With Dr. Bruce Hartung
Responses to the April “Pressure Points” have been swift, often deeply felt, and helpful. That column focused on supporting our returning soldiers, the need to deepen our sensitivities to them, and the traumas they may have experienced, and our specific task to better understand Post-Traumatic Stress Disorder.
Here is one response from a returning National Guard chaplain, after two deployments to Afghanistan:
“I, too, have seen firsthand how soldiers leaving theater go home with a host of physical, emotional, psychological, and spiritual issues.
“With more and more Guard and Reserve soldiers being deployed, we’re finding a larger population of military returning directly to their homes rather than to active military bases where support systems are already in place.
I think of five soldiers who I debriefed one week prior to their return to the States — who were just involved in the death of a young Afghan girl when she ran in front of their vehicle. I wondered (no, worried) what was going to happen to them when they returned home. How would they deal with the trauma when being greeted by their own children?
“How can we build a bridge between the returning soldiers and the local congregations? Congregations are ‘safe,’ in that they aren’t a government bureaucracy. Congregations definitely have the hope that these soldiers (and their families) need to hear.
“I tell congregations these points:
“1. Guard/Reserve units come from the local community. Every church knows when a local unit is leaving and returning. Make it a point to welcome the soldiers back.
“2. What do churches excel at? Potluck dinners! When a unit returns, take fliers to the local armory, inviting soldiers and their families to a welcome-back dinner at the church.”
Overriding points include understanding the dynamics of trauma and intentionally developing a strategy for reaching out to returning servicepersons individually and as groups. When a National Guard or Reserve unit is activated and deployed, an entire community is involved.
Another reader wrote, offering information about a support contact provided by our military. It can be accessed by calling (800) 342-9647, or through the Web site www.militaryonesource.com. Confidential counselors are available. Every pastor and church worker should be familiar with this Web site, as it has multiple resources available for military persons and their families.
Returning active duty personnel other than Guard or Reserve often return individually — and therefore by themselves — to their communities, rather than in a group.
The reader who suggested the Web site is a mother whose son has been deployed twice and is expected to be deployed for a time this fall.

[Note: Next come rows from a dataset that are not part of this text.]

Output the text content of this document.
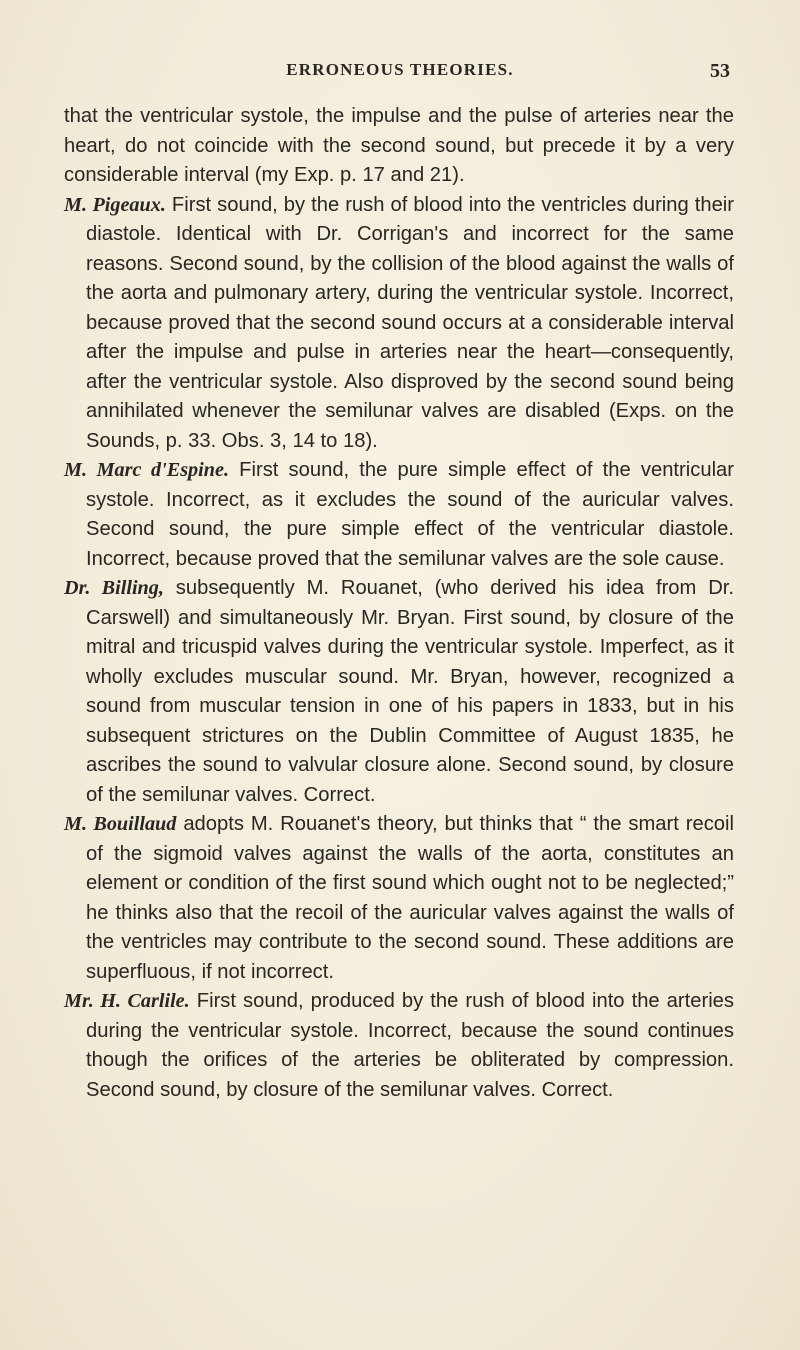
ERRONEOUS THEORIES.	53

that the ventricular systole, the impulse and the pulse of arteries near the heart, do not coincide with the second sound, but precede it by a very considerable interval (my Exp. p. 17 and 21).

M. Pigeaux. First sound, by the rush of blood into the ventricles during their diastole. Identical with Dr. Corrigan's and incorrect for the same reasons. Second sound, by the collision of the blood against the walls of the aorta and pulmonary artery, during the ventricular systole. Incorrect, because proved that the second sound occurs at a considerable interval after the impulse and pulse in arteries near the heart—consequently, after the ventricular systole. Also disproved by the second sound being annihilated whenever the semilunar valves are disabled (Exps. on the Sounds, p. 33. Obs. 3, 14 to 18).

M. Marc d'Espine. First sound, the pure simple effect of the ventricular systole. Incorrect, as it excludes the sound of the auricular valves. Second sound, the pure simple effect of the ventricular diastole. Incorrect, because proved that the semilunar valves are the sole cause.

Dr. Billing, subsequently M. Rouanet, (who derived his idea from Dr. Carswell) and simultaneously Mr. Bryan. First sound, by closure of the mitral and tricuspid valves during the ventricular systole. Imperfect, as it wholly excludes muscular sound. Mr. Bryan, however, recognized a sound from muscular tension in one of his papers in 1833, but in his subsequent strictures on the Dublin Committee of August 1835, he ascribes the sound to valvular closure alone. Second sound, by closure of the semilunar valves. Correct.

M. Bouillaud adopts M. Rouanet's theory, but thinks that “ the smart recoil of the sigmoid valves against the walls of the aorta, constitutes an element or condition of the first sound which ought not to be neglected;” he thinks also that the recoil of the auricular valves against the walls of the ventricles may contribute to the second sound. These additions are superfluous, if not incorrect.

Mr. H. Carlile. First sound, produced by the rush of blood into the arteries during the ventricular systole. Incorrect, because the sound continues though the orifices of the arteries be obliterated by compression. Second sound, by closure of the semilunar valves. Correct.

“When our son was over there with his first deployment, he lost three Army friends in the same convoy bombing,” she wrote. “He had just eaten lunch with them and then they went out to the convoy.”
While the Army will provide support services, folks like this woman’s son return to our communities with vivid and often painful memories of their experiences. We do need to be actively by their side.
A third reader wrote, “As a Vietnam combat veteran, it means so much to hear this kind of reply. Combat veterans and others who have suffered from trauma need to be better understood. As you pointed out, it is impossible for anyone who hasn’t been there to really understand, but they can better educate themselves.”
Finally, a reader asks this: “As Jesus proves his trustworthiness and provides me support, where are the brothers and sisters who will stand by me in this experience, and what are others doing, as they receive their daily spiritual bread, to fight this PTSD fight?”
I believe with all my heart that we in the Body of Christ stand by our sisters and brothers, empowered by God’s Holy Spirit to do so. We do that as we intentionally connect with each other — often getting out of our comfort zones, as we educate ourselves about those things that affect people, and as we provide understanding, support, and care in the name of our Christ.